Hasil Pencarian  ::  Simpan CSV :: Kembali

Hasil Pencarian

Ditemukan 8 dokumen yang sesuai dengan query
cover
Kusdijono
"Lebih dari 5,000 kepala keluarga pengungsi Madura korban kerusuhan Sambas di Kalbar ditempatkan di daerah baru dalam program relokasi. Rancangan dan implementasi program pembangunan didaerah ini perlu hati-hati agar tidak mengulang kegagalan umum pembangunan selama ini, yakni meningkatnya kemiskinan, merusak lingkungan hidup, dan menimbulkan kekerasan sosial baru.

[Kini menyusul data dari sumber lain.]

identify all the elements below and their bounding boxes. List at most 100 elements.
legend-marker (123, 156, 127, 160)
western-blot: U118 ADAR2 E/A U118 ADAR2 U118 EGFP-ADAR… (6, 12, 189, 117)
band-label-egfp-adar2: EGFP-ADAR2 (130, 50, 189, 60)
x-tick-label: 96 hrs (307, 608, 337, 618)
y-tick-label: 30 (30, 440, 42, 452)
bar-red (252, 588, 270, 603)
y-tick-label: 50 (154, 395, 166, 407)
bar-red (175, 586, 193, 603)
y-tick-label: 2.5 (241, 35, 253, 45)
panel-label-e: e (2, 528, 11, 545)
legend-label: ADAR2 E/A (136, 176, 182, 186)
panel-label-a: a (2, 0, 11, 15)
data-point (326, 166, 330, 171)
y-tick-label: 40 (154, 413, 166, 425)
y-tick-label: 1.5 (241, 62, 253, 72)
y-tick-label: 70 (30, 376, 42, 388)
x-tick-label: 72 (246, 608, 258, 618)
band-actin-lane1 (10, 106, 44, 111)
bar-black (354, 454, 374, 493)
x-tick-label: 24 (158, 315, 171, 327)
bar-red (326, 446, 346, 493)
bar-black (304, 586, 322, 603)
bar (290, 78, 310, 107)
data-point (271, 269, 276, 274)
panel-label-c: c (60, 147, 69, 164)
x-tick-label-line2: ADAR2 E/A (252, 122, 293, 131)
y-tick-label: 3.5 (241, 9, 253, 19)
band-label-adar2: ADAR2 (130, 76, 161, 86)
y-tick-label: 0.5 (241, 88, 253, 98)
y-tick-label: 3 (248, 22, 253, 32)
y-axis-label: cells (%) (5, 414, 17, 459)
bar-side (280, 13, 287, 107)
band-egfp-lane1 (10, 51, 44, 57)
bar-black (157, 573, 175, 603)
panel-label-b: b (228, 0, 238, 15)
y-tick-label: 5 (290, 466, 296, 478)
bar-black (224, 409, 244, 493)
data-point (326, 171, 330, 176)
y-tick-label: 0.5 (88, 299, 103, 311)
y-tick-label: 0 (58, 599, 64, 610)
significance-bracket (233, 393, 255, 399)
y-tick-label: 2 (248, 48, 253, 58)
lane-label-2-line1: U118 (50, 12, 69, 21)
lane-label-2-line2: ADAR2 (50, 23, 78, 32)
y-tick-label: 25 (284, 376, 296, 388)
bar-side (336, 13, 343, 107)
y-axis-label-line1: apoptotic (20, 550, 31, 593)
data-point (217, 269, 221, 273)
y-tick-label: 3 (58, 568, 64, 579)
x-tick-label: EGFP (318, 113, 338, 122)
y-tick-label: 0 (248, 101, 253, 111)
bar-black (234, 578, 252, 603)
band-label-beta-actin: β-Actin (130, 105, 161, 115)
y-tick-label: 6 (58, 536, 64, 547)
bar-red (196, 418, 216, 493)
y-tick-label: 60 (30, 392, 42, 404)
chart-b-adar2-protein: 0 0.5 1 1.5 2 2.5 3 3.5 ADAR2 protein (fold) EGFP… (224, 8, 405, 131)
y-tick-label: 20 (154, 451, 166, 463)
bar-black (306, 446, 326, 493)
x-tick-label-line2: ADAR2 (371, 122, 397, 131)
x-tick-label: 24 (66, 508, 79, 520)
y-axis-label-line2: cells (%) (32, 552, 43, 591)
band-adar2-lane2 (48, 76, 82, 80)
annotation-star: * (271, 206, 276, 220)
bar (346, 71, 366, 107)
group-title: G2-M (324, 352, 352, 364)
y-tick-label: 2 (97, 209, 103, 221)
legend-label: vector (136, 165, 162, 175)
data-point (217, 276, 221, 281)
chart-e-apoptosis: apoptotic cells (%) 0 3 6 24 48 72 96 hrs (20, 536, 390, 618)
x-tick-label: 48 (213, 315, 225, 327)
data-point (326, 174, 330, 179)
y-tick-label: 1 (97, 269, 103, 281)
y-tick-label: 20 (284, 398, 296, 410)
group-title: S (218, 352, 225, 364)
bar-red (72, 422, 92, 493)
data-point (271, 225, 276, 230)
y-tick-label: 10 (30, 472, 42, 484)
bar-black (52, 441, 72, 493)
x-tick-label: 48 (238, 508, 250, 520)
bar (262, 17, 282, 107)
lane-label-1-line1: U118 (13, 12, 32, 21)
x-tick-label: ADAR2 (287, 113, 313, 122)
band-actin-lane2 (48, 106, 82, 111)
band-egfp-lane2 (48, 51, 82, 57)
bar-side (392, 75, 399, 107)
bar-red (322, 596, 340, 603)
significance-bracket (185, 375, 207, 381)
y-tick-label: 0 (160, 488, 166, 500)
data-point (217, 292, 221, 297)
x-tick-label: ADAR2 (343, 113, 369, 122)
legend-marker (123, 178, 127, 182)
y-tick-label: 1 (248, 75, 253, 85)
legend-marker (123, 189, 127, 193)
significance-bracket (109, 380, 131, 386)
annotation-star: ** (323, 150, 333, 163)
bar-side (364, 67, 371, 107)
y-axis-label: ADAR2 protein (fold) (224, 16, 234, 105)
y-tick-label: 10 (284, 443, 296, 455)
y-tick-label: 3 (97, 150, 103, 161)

Penelitian ini bertujuan untuk mengevaluasi tingkat keberhasilan intervensi program bantuan dan pemulihan bagi pengungsi Madura di Kalimantan Barat. Dengan demikian, fokus penelitian ini adalah tentang capaian program pembangunan di kawasan relokasi pengungsi Madura. Metode penelitian ini bersifat riset evaluatif dengan pendekatan kombinasi antara kuantitatif dan kualitatif. Informasi yang diperoleh dari pendekatan kuantitatif dipakai sebagai informasi awal untuk penggalian lebih mendalain dengan pendekatan kualitatif. Penelitian dilakukan ditiga satuan relokasi, yakni Parit Bhakti Suci, Tebang Kacang SP II, dan Parit Haji AIi. Kesemuanya berlokasi di Kecamatan Sungai Raya.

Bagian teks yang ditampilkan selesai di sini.